Kapal pun mulai berlayar dengan gagah. Ombak laut dilahapnya tanpa sisa. Namun tak lama setelah 3 tahun berlayar, badai dasyat tiba-tiba menerjang hingga akhirnya ‘kapalkami’ (begitu aku menyebutnya) karam. Sama seperti sosok itu, yang menghilang dan meninggalkannya terkatung-katung ditengah laut. Ia nyaris mati, setelah ada kapal yang akhirnya menolongnya. Ya...aku menceritakan kisahnya dengan sedikit bumbu berupa analogi. Sepeninggal sosok itu, ia menemukan sosok yang baru. Aku sudah berkali-kali memberi advis kepadanya, bahwa “jangan kau mengulanginya lagi, jangan berani-berani!”, tapi ia ngeloyor saja. Ia tak patuh kepadaku. Aku mengerti akan keinginan hatinya, aku paham ia ingin hidup seperti orang-orang pada umumnya. Mendapatkan perhatian, perlindungan, kasih sayang dan kenyamanan hidup. Ia berusaha mencari itu selama ini. Percayalah....hanya itu!
Bodohnya ia tidak mempertimbangkan keputusannya. Ia terlalu asyik merasakannya, tanpa tau akhirnya akan menyakitinya lagi. Sebenarnya keinginannya sangatlah sederhana, namun mengapa ia selalu dipermainkan dalam urusan ini. Sungguh malang! Aku tak sanggup melihatnya terpuruk, nyaris sekarat sekarang. Mengapa? Sudah kubilang ia terjebak pada masa lalu. Sosok yang menolongnya ternyata mempunyai kesamaan dg sosok sebelumnya. Sama- sama tak bertanggung jawab. Memberi keyakinan dan harapan lalu meninggalkan begitu saja bagai seogok batu yang tak bermakna.
“Sial...aku tertipu untuk kedua kalinya!” keluhnya. Bisa kukatakan ia tidak beruntung, selalu begitu dan akibatnya ia limbung. Kondisinya sangat payah sekarang. Apa yang harus aku lakukan? Pergi menemui sosok itu lalu meminta untuk menyembuhkan luka yang ia buat terhadapnya? atau mengecam perbuatannya, lalu menyebarkannya ke orang-orang agar tau seberapa bejatnya dia?. Hemm...aku tak setega itu, aku tidak ingin menambah bebannya, aku tidak ingin membuat ia semakin menderita dengan perbuatanku terhadap sosok itu.
Ia memang manusia bodoh yang pernah kukenal.
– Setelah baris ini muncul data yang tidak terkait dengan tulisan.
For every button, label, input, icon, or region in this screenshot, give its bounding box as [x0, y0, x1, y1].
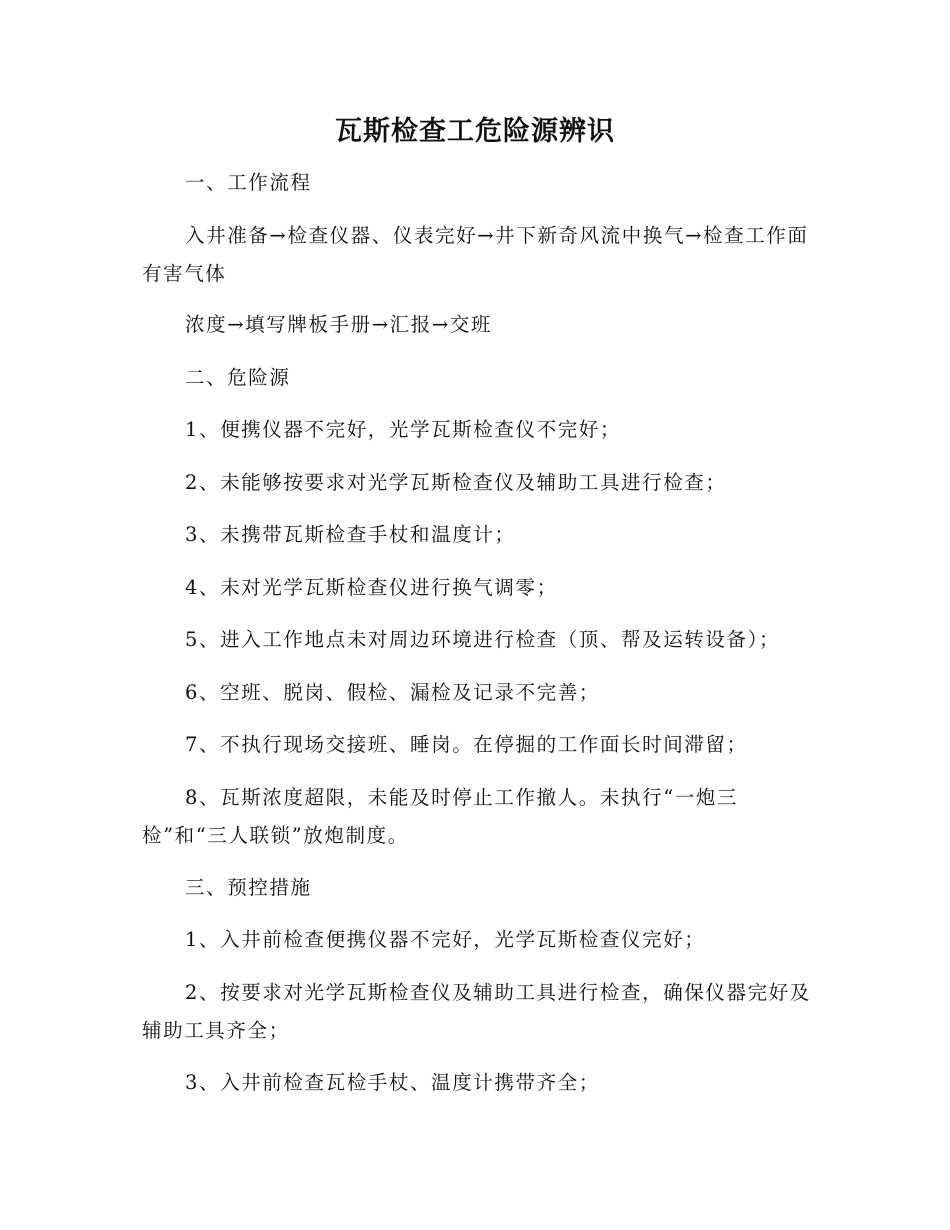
control-item-3: 3、入井前检查瓦检手杖、温度计携带齐全； — [185, 1071, 600, 1094]
workflow-paragraph: 入井准备→检查仪器、仪表完好→井下新奇风流中换气→检查工作面有害气体 — [142, 224, 809, 285]
hazard-item-1: 1、便携仪器不完好，光学瓦斯检查仪不完好； — [185, 418, 622, 441]
hazard-item-8: 8、瓦斯浓度超限，未能及时停止工作撤人。未执行“一炮三检”和“三人联锁”放炮制度。 — [142, 786, 739, 847]
section-heading-controls: 三、预控措施 — [185, 876, 312, 899]
hazard-item-6: 6、空班、脱岗、假检、漏检及记录不完善； — [185, 681, 600, 704]
control-item-2: 2、按要求对光学瓦斯检查仪及辅助工具进行检查，确保仪器完好及辅助工具齐全； — [142, 981, 811, 1042]
section-heading-hazards: 二、危险源 — [185, 366, 291, 389]
hazard-item-5: 5、进入工作地点未对周边环境进行检查（顶、帮及运转设备）； — [185, 628, 781, 651]
hazard-item-7: 7、不执行现场交接班、睡岗。在停掘的工作面长时间滞留； — [185, 733, 748, 756]
control-item-1: 1、入井前检查便携仪器不完好，光学瓦斯检查仪完好； — [185, 928, 706, 951]
hazard-item-3: 3、未携带瓦斯检查手杖和温度计； — [185, 523, 516, 546]
hazard-item-2: 2、未能够按要求对光学瓦斯检查仪及辅助工具进行检查； — [185, 471, 727, 494]
workflow-paragraph-continued: 浓度→填写牌板手册→汇报→交班 — [185, 313, 493, 336]
hazard-item-4: 4、未对光学瓦斯检查仪进行换气调零； — [185, 576, 558, 599]
section-heading-workflow: 一、工作流程 — [185, 171, 312, 194]
document-title: 瓦斯检查工危险源辨识 — [335, 116, 615, 147]
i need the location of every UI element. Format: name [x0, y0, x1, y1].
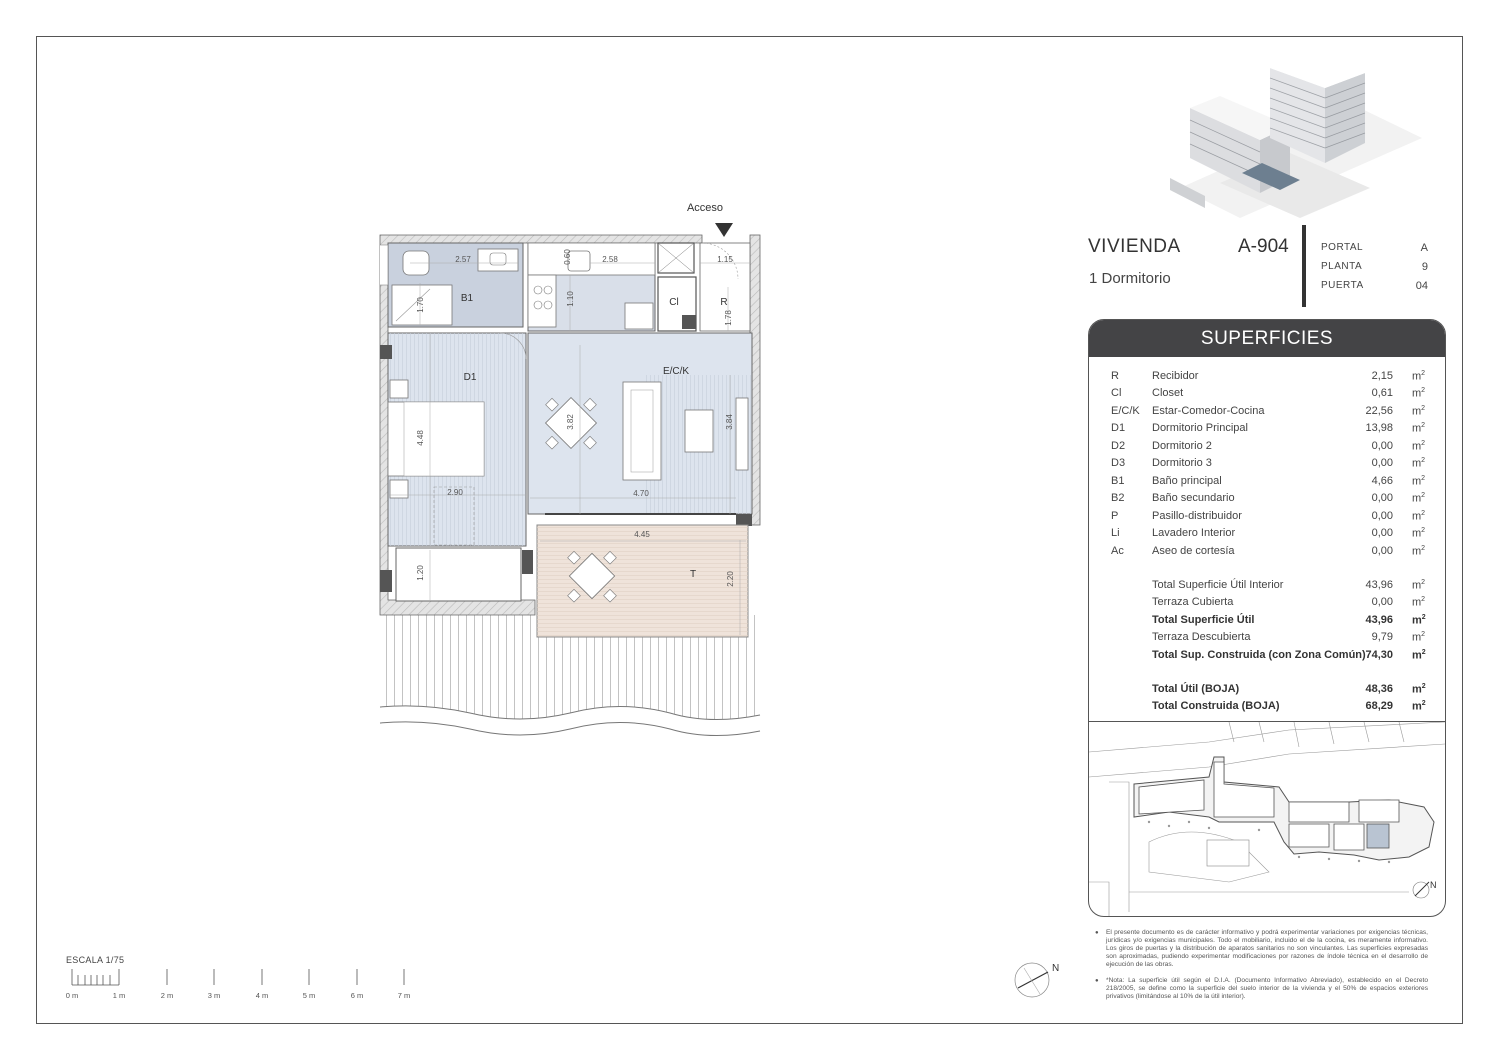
surface-name: Recibidor: [1152, 370, 1199, 382]
surface-name: Total Útil (BOJA): [1152, 683, 1240, 695]
surface-code: B1: [1111, 474, 1125, 487]
surface-unit: $m^2$: [1412, 404, 1426, 418]
surface-value: 22,56: [1365, 404, 1393, 417]
surface-value: 68,29: [1365, 700, 1393, 712]
surface-unit: $m^2$: [1412, 422, 1426, 435]
surface-row: [1089, 475, 1445, 492]
nightstand-1: [390, 380, 408, 398]
kitchen-counter: [528, 243, 655, 275]
surface-code: Li: [1111, 527, 1120, 540]
dwelling-title: VIVIENDA: [1088, 236, 1181, 257]
surface-name: Closet: [1152, 387, 1184, 400]
surface-unit: $m^2$: [1412, 683, 1426, 696]
surface-row: [1089, 370, 1445, 387]
surface-row: [1089, 700, 1445, 717]
surface-row: [1089, 387, 1445, 404]
terrace-table: [568, 551, 617, 602]
surface-code: R: [1111, 370, 1119, 382]
surface-row: [1089, 596, 1445, 613]
site-north-label: N: [1430, 880, 1437, 890]
surface-code: D1: [1111, 422, 1126, 435]
dim-2-20: 2.20: [726, 571, 735, 587]
room-d1-annex: [396, 548, 521, 601]
surface-name: Dormitorio 2: [1152, 439, 1212, 452]
meta-value-planta: 9: [1421, 261, 1428, 273]
surface-name: Pasillo-distribuidor: [1152, 509, 1242, 522]
header-divider: [1302, 225, 1306, 307]
compass-icon: [1008, 958, 1068, 1003]
surface-value: 0,00: [1371, 492, 1393, 505]
meta-label-planta: PLANTA: [1321, 261, 1363, 272]
surface-value: 0,61: [1371, 387, 1393, 400]
surface-row: [1089, 579, 1445, 596]
surface-name: Dormitorio Principal: [1152, 422, 1248, 435]
site-north-arrow: [1415, 882, 1429, 896]
surface-code: D3: [1111, 457, 1126, 470]
surface-row: [1089, 545, 1445, 562]
meta-label-puerta: PUERTA: [1321, 280, 1364, 291]
scale-tick-7: 7 m: [397, 991, 411, 1000]
surface-name: Total Construida (BOJA): [1152, 700, 1280, 712]
dim-r-width: 1.15: [717, 255, 733, 264]
surface-value: 43,96: [1365, 613, 1393, 626]
surface-unit: $m^2$: [1412, 387, 1426, 401]
surface-name: Total Sup. Construida (con Zona Común): [1152, 648, 1366, 661]
surface-value: 0,00: [1371, 439, 1393, 452]
surface-value: 0,00: [1371, 457, 1393, 470]
meta-value-portal: A: [1420, 242, 1428, 254]
scale-tick-0: 0 m: [65, 991, 79, 1000]
surface-row: [1089, 649, 1445, 666]
surface-row: [1089, 457, 1445, 474]
surface-code: Cl: [1111, 387, 1122, 400]
surface-name: Baño secundario: [1152, 492, 1235, 505]
room-label-d1: D1: [463, 372, 477, 383]
dim-0-60: 0.60: [563, 249, 572, 265]
scale-tick-4: 4 m: [255, 991, 269, 1000]
surface-row: [1089, 614, 1445, 631]
surface-value: 74,30: [1365, 648, 1393, 661]
scale-tick-5: 5 m: [302, 991, 316, 1000]
surface-unit: $m^2$: [1412, 613, 1426, 627]
note-disclaimer: ● El presente documento es de carácter informativo y podrá experimentar variaciones por exigencias técnicas, jurídicas y/o exigencias municipales. Todo el mobiliario, incluido el de la cocina, es meramente informativo. Los giros de puertas y la distribución de aparatos sanitarios no son vinculantes. Las superficies expresadas son aproximadas, pudiendo experimentar modificaciones por razones de índole técnica en el desarrollo de ejecución de las obras.: [1106, 929, 1428, 969]
surface-name: Estar-Comedor-Cocina: [1152, 404, 1265, 417]
dim-b1-width: 2.57: [455, 255, 471, 264]
surface-value: 4,66: [1371, 474, 1393, 487]
fridge: [625, 303, 653, 329]
surface-unit: $m^2$: [1412, 527, 1426, 540]
surface-unit: $m^2$: [1412, 474, 1426, 488]
surface-name: Lavadero Interior: [1152, 527, 1236, 540]
surface-name: Terraza Cubierta: [1152, 596, 1234, 609]
surface-value: 0,00: [1371, 544, 1393, 557]
surface-row: [1089, 422, 1445, 439]
surface-unit: $m^2$: [1412, 579, 1426, 592]
access-label: Acceso: [686, 202, 724, 214]
room-label-cl: Cl: [669, 297, 679, 308]
surface-unit: $m^2$: [1412, 631, 1426, 644]
coffee-table: [685, 410, 713, 452]
room-label-eck: E/C/K: [662, 366, 690, 377]
surface-code: E/C/K: [1111, 404, 1140, 417]
surface-name: Dormitorio 3: [1152, 457, 1212, 470]
building-render: [1160, 48, 1422, 218]
scale-title: ESCALA 1/75: [66, 955, 125, 965]
surfaces-title: SUPERFICIES: [1089, 320, 1445, 357]
floor-plan: [370, 195, 770, 745]
site-plan: [1089, 722, 1445, 917]
compass-north-label: N: [1052, 963, 1060, 974]
surface-row: [1089, 510, 1445, 527]
surface-unit: $m^2$: [1412, 596, 1426, 610]
dim-1-78: 1.78: [724, 310, 733, 326]
surface-name: Total Superficie Útil: [1152, 613, 1255, 626]
dim-1-10: 1.10: [566, 291, 575, 307]
surfaces-panel: [1088, 319, 1446, 917]
dwelling-subtitle: 1 Dormitorio: [1089, 270, 1171, 287]
dim-4-70: 4.70: [633, 489, 649, 498]
surface-value: 48,36: [1365, 683, 1393, 695]
surface-name: Baño principal: [1152, 474, 1222, 487]
note-surface-definition: ● *Nota: La superficie útil según el D.I.A. (Documento Informativo Abreviado), establecido en el Decreto 218/2005, se define como la superficie del suelo interior de la vivienda y el 50% de espacios exteriores privativos (limitándose al 10% de la útil interior).: [1106, 977, 1428, 1001]
surface-name: Total Superficie Útil Interior: [1152, 579, 1284, 591]
scale-tick-6: 6 m: [350, 991, 364, 1000]
dwelling-code: A-904: [1238, 236, 1289, 257]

Dan sama seperti “ia”, sampai saat ini aku belum bisa membaca sosok-sosok itu dengan segala kebijakannya. Hey...kau harus tabah, anggap ini sebuah cobaan sekaligus teguran dari-Nya. Kau tau, dia sangat mencintaimu sehingga tak melupakanmu untuk berperan dalam panggung sandiwara-Nya. Jadikan ini sebagai pengalaman manis sekaligus pahit. Hidup memang seperti ini, penuh dengan teka-teki, yang jelas hidup bukan trial and error. Terimalah apa yang terjadi padamu, ikhlaskanlah apa yang sudah menjadi bagianmu, lalu jalankan peranmu sebaik-baiknya. Satu pesan terakhirku untukmu “manis jangan langsung ditelan, pahit jangan langsung dimuntahkan” wahai manusia bodoh, malang nian nasibmu !!!